Enclosure, Faunarooska, Co. Clare
Co. Clare |
Enclosures
On the eastern side of the Caher River valley in County Clare, a D-shaped enclosure sits on a shelf of high ground, its outline still legible in aerial photography despite the centuries, or quite possibly millennia, that have passed since it was first laid out.
Measuring roughly 28 metres from north-east to south-west and 24 metres from north-west to south-east, it is modest in scale but quietly insistent in form, the kind of feature that rewards a second look at a map.

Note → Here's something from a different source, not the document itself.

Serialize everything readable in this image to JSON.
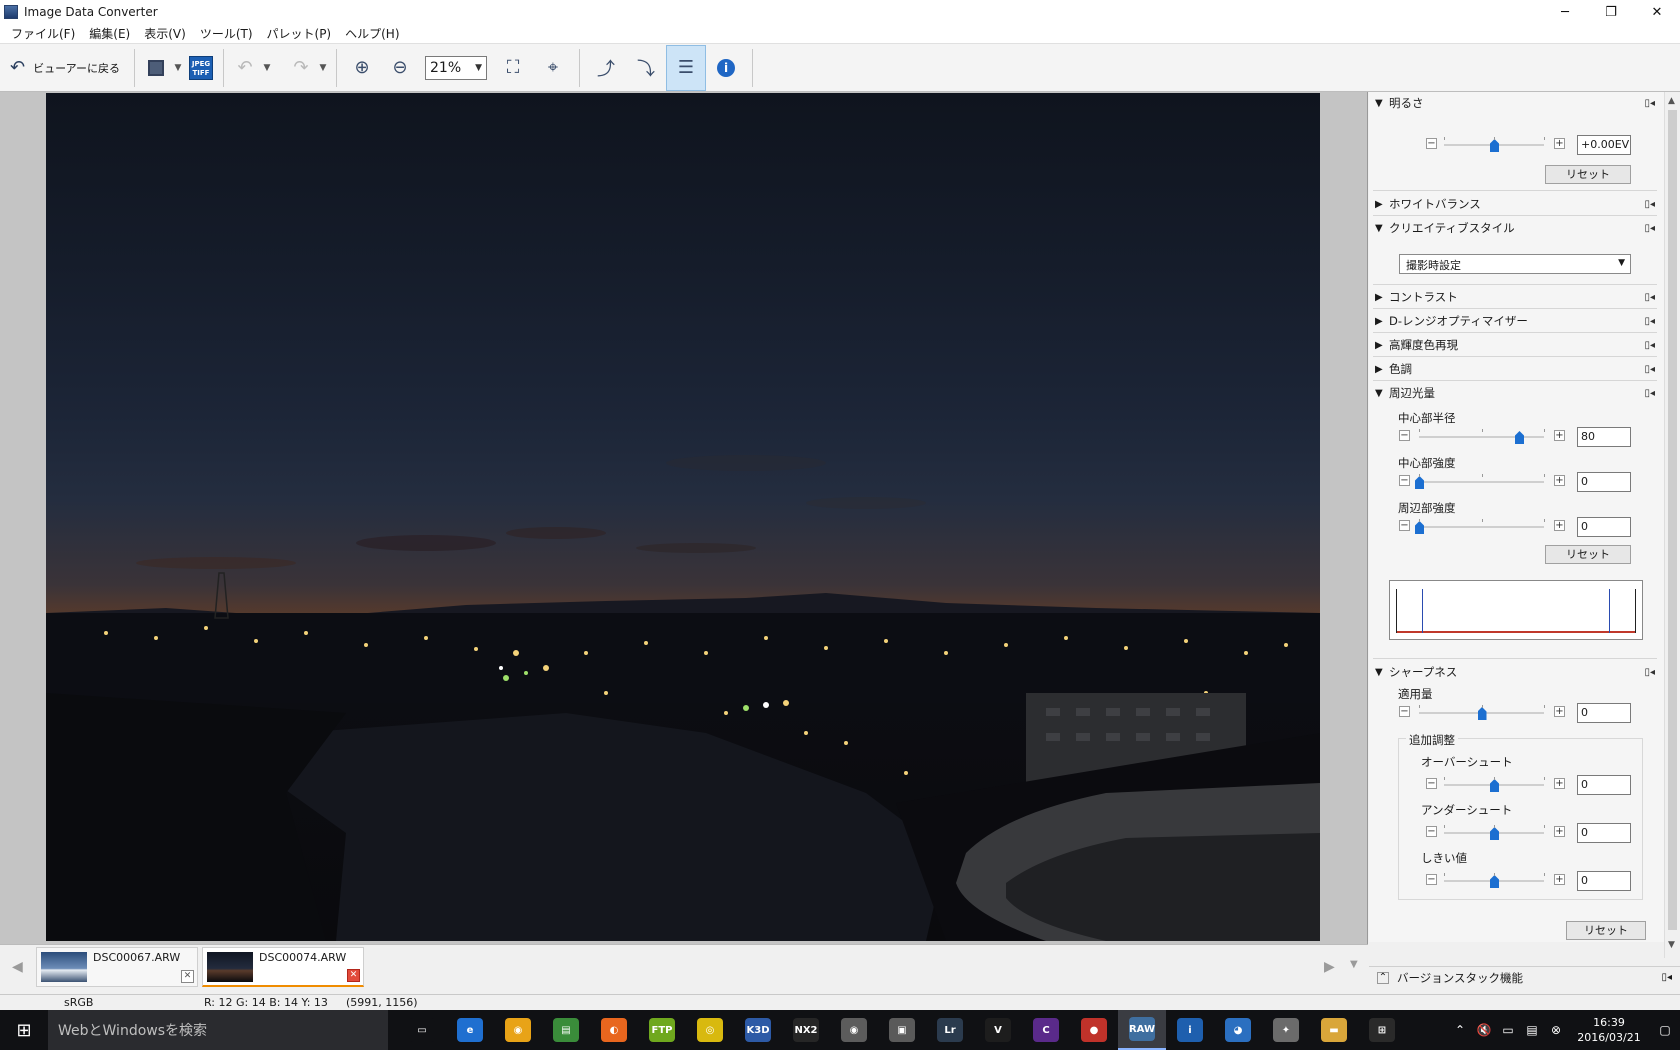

The enclosure is defined on its north-west and south-west sides by what appear to be two earthen banks, while a more recent field wall now forms its western boundary, a commonplace palimpsest in the Irish landscape where farmers have long pressed older boundaries into new service. A contemporary field wall, meaning one that belonged to the same original phase of construction as the enclosure itself, extends away from its south-east side, suggesting this was never an isolated structure but part of a larger organised landscape. That wider landscape is itself classified as a multiperiod field system, a term that reflects the layering of agricultural activity across different eras, each generation working with or around what came before. The Caher River valley, in the Burren, is particularly rich in such survivals, where thin soils and low later disturbance have left earlier boundaries unusually intact at the surface.